Struth you didn't even have to get up to change channels and you could irritate everybody in the room by secretly fiddling with the brightness, what joy. The first remotes used ultrasonic sound, that were soon replaced by today's infrared system. Ultrasonic sound that sent the dog in to a state of madness if you happened to let it wander in their direction.
Now who didn't torment the dog with their new toy!
My family didn't end up with a remote control television, or colour television for that matter until the mid seventies, at first I wouldn't watch colour, except with colour turned down or in other words black and white.
All my first TV watching experiences were in black and white, doctor who in colour it just wasn't on., those loud garish colours!
Even now in 2010 there are some who will not watch a colour picture, unless that is with the colour turned down! Now few and far between, tending to be at the upper end of the age range, ie 80 plus!

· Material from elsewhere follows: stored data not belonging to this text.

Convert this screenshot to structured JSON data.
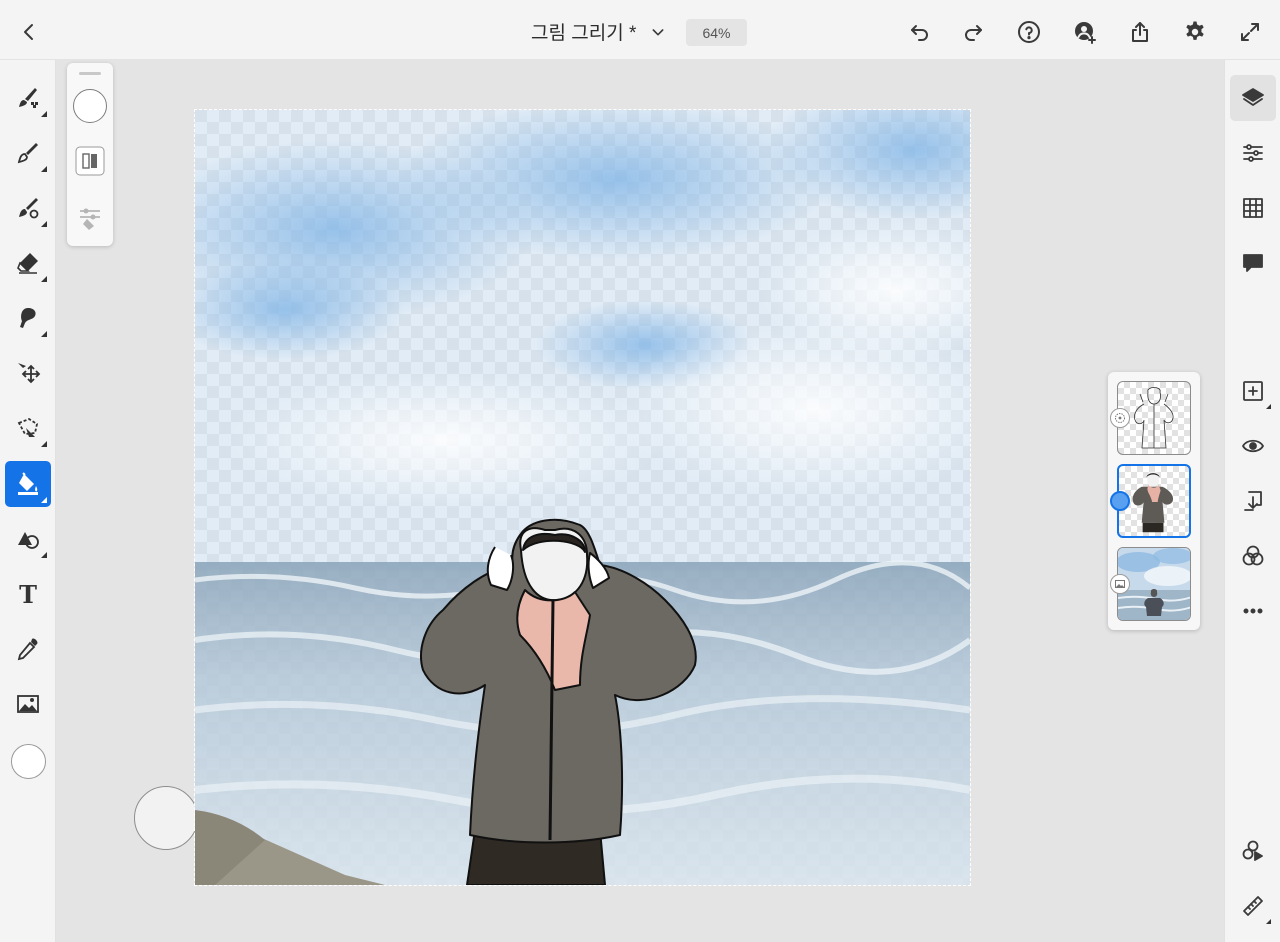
{
  "header": {
    "back_label": "back",
    "document_title": "그림 그리기 *",
    "zoom_level": "64%"
  },
  "header_icons": [
    "chevron-left-icon",
    "chevron-down-icon",
    "undo-icon",
    "redo-icon",
    "help-icon",
    "invite-icon",
    "share-icon",
    "settings-icon",
    "fullscreen-icon"
  ],
  "left_tools": [
    {
      "name": "pixel-brush-icon",
      "active": false
    },
    {
      "name": "live-brush-icon",
      "active": false
    },
    {
      "name": "vector-brush-icon",
      "active": false
    },
    {
      "name": "eraser-icon",
      "active": false
    },
    {
      "name": "smudge-icon",
      "active": false
    },
    {
      "name": "transform-icon",
      "active": false
    },
    {
      "name": "lasso-icon",
      "active": false
    },
    {
      "name": "fill-icon",
      "active": true
    },
    {
      "name": "shapes-icon",
      "active": false
    },
    {
      "name": "text-icon",
      "active": false
    },
    {
      "name": "eyedropper-icon",
      "active": false
    },
    {
      "name": "image-icon",
      "active": false
    }
  ],
  "text_tool_glyph": "T",
  "current_color": "#ffffff",
  "accent_color": "#1473e6",
  "right_tools": [
    "layers-icon",
    "layer-properties-icon",
    "grid-icon",
    "comments-icon",
    "add-layer-icon",
    "visibility-icon",
    "merge-down-icon",
    "blend-mode-icon",
    "more-icon",
    "timelapse-icon",
    "ruler-icon"
  ],
  "layers": [
    {
      "name": "line-art-layer",
      "selected": false,
      "badge": "sketch-layer-icon"
    },
    {
      "name": "color-layer",
      "selected": true,
      "badge": "paint-layer-icon"
    },
    {
      "name": "photo-layer",
      "selected": false,
      "badge": "image-layer-icon"
    }
  ]
}
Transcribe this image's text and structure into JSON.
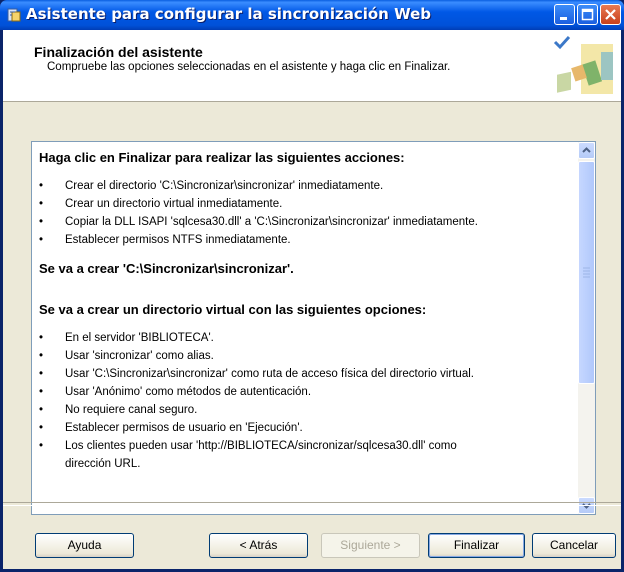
{
  "window": {
    "title": "Asistente para configurar la sincronización Web"
  },
  "header": {
    "title": "Finalización del asistente",
    "subtitle": "Compruebe las opciones seleccionadas en el asistente y haga clic en Finalizar."
  },
  "summary": {
    "heading1": "Haga clic en Finalizar para realizar las siguientes acciones:",
    "actions": [
      "Crear el directorio 'C:\\Sincronizar\\sincronizar' inmediatamente.",
      "Crear un directorio virtual inmediatamente.",
      "Copiar la DLL ISAPI 'sqlcesa30.dll' a 'C:\\Sincronizar\\sincronizar' inmediatamente.",
      "Establecer permisos NTFS inmediatamente."
    ],
    "heading2": "Se va a crear 'C:\\Sincronizar\\sincronizar'.",
    "heading3": "Se va a crear un directorio virtual con las siguientes opciones:",
    "options": [
      "En el servidor 'BIBLIOTECA'.",
      "Usar 'sincronizar' como alias.",
      "Usar 'C:\\Sincronizar\\sincronizar' como ruta de acceso física del directorio virtual.",
      "Usar 'Anónimo' como métodos de autenticación.",
      "No requiere canal seguro.",
      "Establecer permisos de usuario en 'Ejecución'.",
      "Los clientes pueden usar 'http://BIBLIOTECA/sincronizar/sqlcesa30.dll' como"
    ],
    "partial_line": "dirección URL."
  },
  "buttons": {
    "help": "Ayuda",
    "back": "< Atrás",
    "next": "Siguiente >",
    "finish": "Finalizar",
    "cancel": "Cancelar"
  }
}
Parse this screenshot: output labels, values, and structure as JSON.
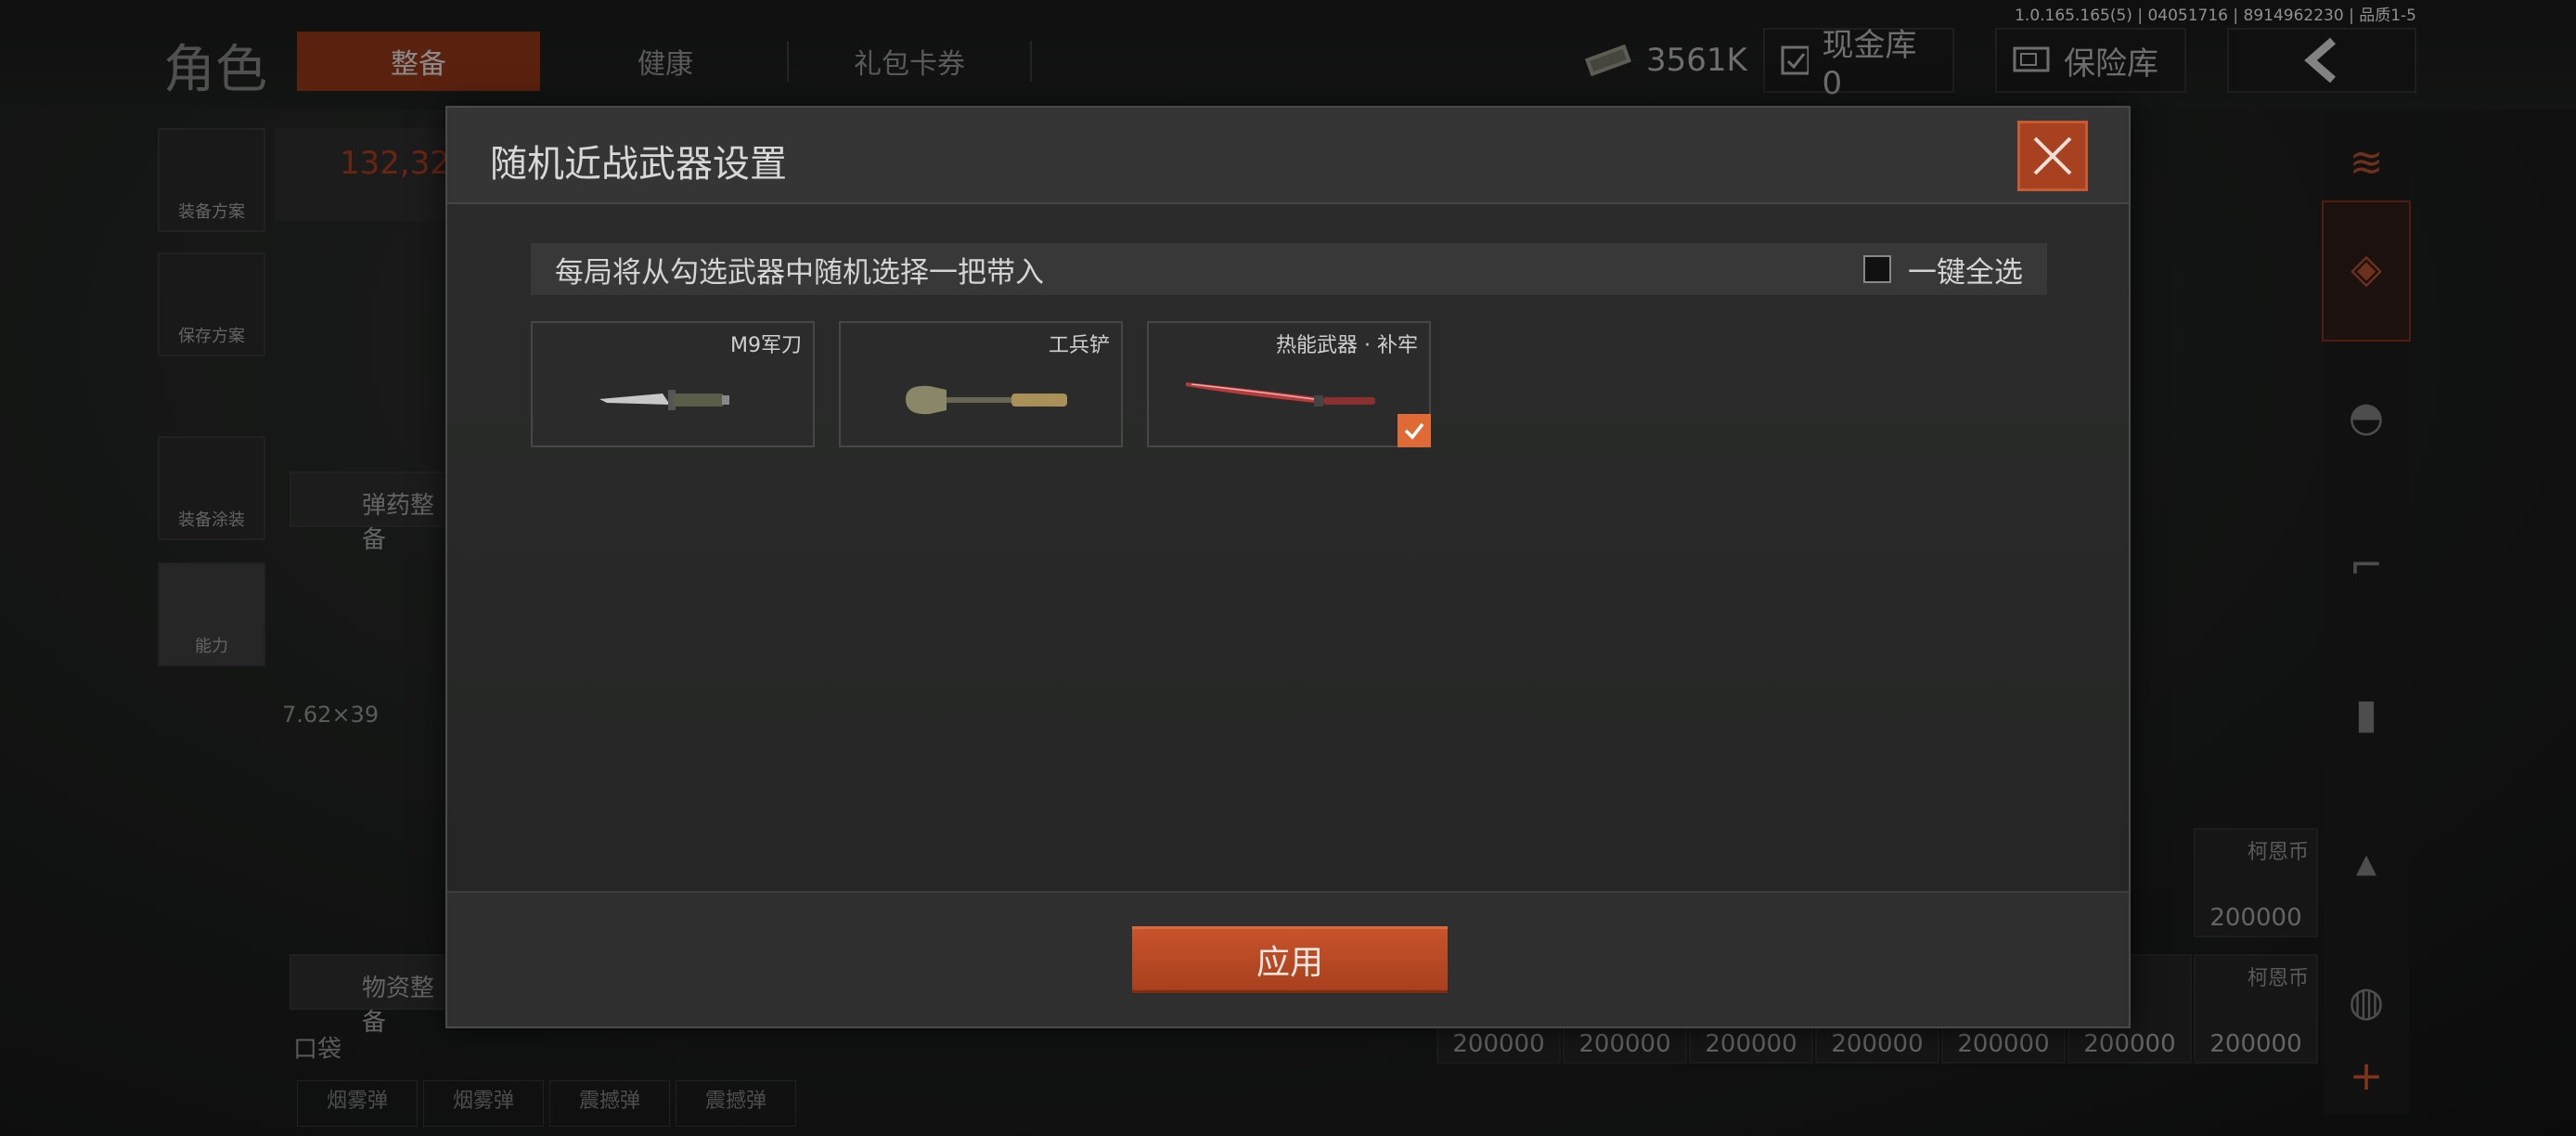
{
  "version": "1.0.165.165(5) | 04051716 | 8914962230 | 品质1-5",
  "background": {
    "page_title": "角色",
    "tabs": [
      "整备",
      "健康",
      "礼包卡券"
    ],
    "currency_value": "3561K",
    "cash_storage": "现金库 0",
    "insurance": "保险库",
    "capacity": "132,32",
    "left_items": [
      "装备方案",
      "保存方案",
      "装备涂装",
      "能力"
    ],
    "ammo_button": "弹药整备",
    "supplies_button": "物资整备",
    "caliber": "7.62×39",
    "pocket": "口袋",
    "pocket_items": [
      "烟雾弹",
      "烟雾弹",
      "震撼弹",
      "震撼弹"
    ],
    "money_label": "柯恩币",
    "money_value": "200000"
  },
  "dialog": {
    "title": "随机近战武器设置",
    "info": "每局将从勾选武器中随机选择一把带入",
    "select_all": "一键全选",
    "select_all_checked": false,
    "weapons": [
      {
        "name": "M9军刀",
        "checked": false,
        "icon": "knife-icon"
      },
      {
        "name": "工兵铲",
        "checked": false,
        "icon": "shovel-icon"
      },
      {
        "name": "热能武器 · 补牢",
        "checked": true,
        "icon": "thermal-blade-icon"
      }
    ],
    "apply": "应用"
  },
  "colors": {
    "accent": "#c7532b",
    "check": "#e06a35",
    "tab_active": "#8c3318"
  }
}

Being a forty something, I can recall the days of a test card greeting you when clicked the television on during the day, with shutdown at around midnight, after news at ten.
This really did round off the evening and forced you to go to bed., but sure enough along came day time telly, now a by word for dreary rubbish watched, by the elderly and unemployed.
Today's bewildering array of channels from various sources, sky, cable Freeview, Freesat, leads us to believe that we must have every channel going, of course working all the time to pay for these channels means we are to knackered to watch any of them, arriving home and crashing out on the sofa, drifting off into a deep sleep.
Television to many is a great friend, that stands in the corner of the room telling them what is going on in the world, or peering in on fictional tales of peoples every day lives, or in other words the dreaded soap opera. Could it be that the whole of television is simply a giant soap opera, the same familiar face telling us what the weather is doing tomorrow, or a newsreader reassuring us that there is nothing to really worry about, in connection with a large bomb that just took whatever part of whatever city with it.
But I for one love that box in the corner, even with daytime telly.